If Primary and Secondaries return different compliance results, the best approach is to wait for both tiers to comply.

Using Secondary read preference may lead to “incorrect results” in the case that a Secondary is recently restarted and the script chooses that Secondary to pull statistics. For this case, a good approach is to check db.serverStatus().uptime and pick the Secondary with the higher uptime. The uptime method requires a different approach on the script which will be implemented in a future revision of this blog post.


Consideration 3: Replica set tags

Replica set tags are applicable in lot of use cases but are mainly used for read locality in a geo-replication scenario and for targeting specific workloads to dedicated nodes (e.g., heavy analytics operations). When it comes to workload targeting, the tagged nodes must be examined separately as they may use an index or indexes that other nodes don’t use. This may also be the case in geo-replication, although it’s more rare. The script from consideration 1 may be used to check a tagged member, with the addition of readPreference at the very beginning of the script. Here is an example for setting the read preference to a Secondary that is marked for analytics:

 db.getMongo().setReadPref('secondary', [ { "workload": "analytics" } ] ) .  

The future approach, described in the last paragraph of in the second consideration above, can be expanded to check tagged Secondaries as well.  


Consideration 4: TTL indexes

TTL indexes serve operations but their main use is for data pruning. It’s very likely for the  $indexStats to report these indexes as unused because the TTL monitor doesn’t count as an index operation. You definitely don’t want to drop a TTL index based on the $indexStats report findings so the scripts must exclude this type of index.

A small modification on the populate idx array script from the second section will do the job. Replace the second line with the following one and the idx array won’t contain any TTL index(es).

db.foo.getIndexes().forEach(function(f){if (f.expireAfterSeconds==undefined) 

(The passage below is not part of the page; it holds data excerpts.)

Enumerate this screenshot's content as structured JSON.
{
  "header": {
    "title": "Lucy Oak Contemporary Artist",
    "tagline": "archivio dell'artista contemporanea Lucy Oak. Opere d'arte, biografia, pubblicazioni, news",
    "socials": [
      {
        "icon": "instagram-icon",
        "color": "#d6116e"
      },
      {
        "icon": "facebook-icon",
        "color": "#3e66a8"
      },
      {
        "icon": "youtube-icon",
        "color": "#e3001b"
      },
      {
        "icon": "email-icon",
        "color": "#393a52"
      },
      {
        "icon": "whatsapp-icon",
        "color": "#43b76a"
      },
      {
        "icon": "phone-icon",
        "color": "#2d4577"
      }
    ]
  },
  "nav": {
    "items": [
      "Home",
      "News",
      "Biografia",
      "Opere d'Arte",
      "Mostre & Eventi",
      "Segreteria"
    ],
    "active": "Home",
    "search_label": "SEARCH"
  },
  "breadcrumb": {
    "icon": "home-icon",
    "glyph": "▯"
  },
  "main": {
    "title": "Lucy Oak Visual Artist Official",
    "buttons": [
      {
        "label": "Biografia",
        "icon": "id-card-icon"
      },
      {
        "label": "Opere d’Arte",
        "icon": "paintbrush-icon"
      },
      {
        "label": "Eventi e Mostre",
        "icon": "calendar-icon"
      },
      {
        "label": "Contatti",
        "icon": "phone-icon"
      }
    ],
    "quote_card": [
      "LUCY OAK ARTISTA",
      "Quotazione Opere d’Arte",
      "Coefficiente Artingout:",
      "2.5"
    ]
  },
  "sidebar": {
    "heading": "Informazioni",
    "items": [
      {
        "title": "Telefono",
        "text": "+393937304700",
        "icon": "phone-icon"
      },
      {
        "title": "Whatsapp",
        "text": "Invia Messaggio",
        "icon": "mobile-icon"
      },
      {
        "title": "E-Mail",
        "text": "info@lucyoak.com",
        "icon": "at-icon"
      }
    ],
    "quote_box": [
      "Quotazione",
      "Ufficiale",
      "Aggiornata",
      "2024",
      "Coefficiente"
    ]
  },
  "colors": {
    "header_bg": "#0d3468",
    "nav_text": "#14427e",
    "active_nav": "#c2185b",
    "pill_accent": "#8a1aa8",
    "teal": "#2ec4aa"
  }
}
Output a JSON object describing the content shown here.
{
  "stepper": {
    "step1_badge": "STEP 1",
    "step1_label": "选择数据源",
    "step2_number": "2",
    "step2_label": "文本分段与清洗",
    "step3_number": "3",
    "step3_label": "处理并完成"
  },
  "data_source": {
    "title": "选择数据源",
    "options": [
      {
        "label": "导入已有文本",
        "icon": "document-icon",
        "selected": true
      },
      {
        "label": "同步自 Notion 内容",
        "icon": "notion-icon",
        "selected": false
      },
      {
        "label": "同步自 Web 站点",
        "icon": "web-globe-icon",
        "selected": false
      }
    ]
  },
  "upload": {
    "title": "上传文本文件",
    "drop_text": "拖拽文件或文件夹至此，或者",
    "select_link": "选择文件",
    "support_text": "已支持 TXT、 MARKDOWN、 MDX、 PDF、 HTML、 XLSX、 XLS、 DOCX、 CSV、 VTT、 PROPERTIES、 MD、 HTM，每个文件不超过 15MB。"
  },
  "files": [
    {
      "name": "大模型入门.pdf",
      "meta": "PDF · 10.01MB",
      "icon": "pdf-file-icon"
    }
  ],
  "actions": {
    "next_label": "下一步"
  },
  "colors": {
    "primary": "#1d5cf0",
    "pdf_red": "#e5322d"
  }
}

Taking the discussion about excluded indexes one step further, we can claim that _id also falls into this category. Obviously, you can’t drop the _id index even if its unused. A collection that never touches the _id index may need redesign.


Consideration 5: Sharded clusters

When it comes to sharded clusters, there are two items to consider before evaluating the output of $indexStats. First, when using the $indexStats against a sharded collection, it is possible the shard key index is classified as unused. For example, a write-heavy collection which is sharded on {_id:”hashed”} (for even distribution of writes) but without any reads/updates/deletes operations that can utilize the _id index. In this case, the {_id:”hashed”} reports as unused. It’s not a good idea to drop the index as it’s going to break your sharded cluster. If you want to exclude the shard key for ‘stats.foo’ collection, the following script can be attached to the method described in consideration two (secondary reads) and shard key will be excluded from the idx array.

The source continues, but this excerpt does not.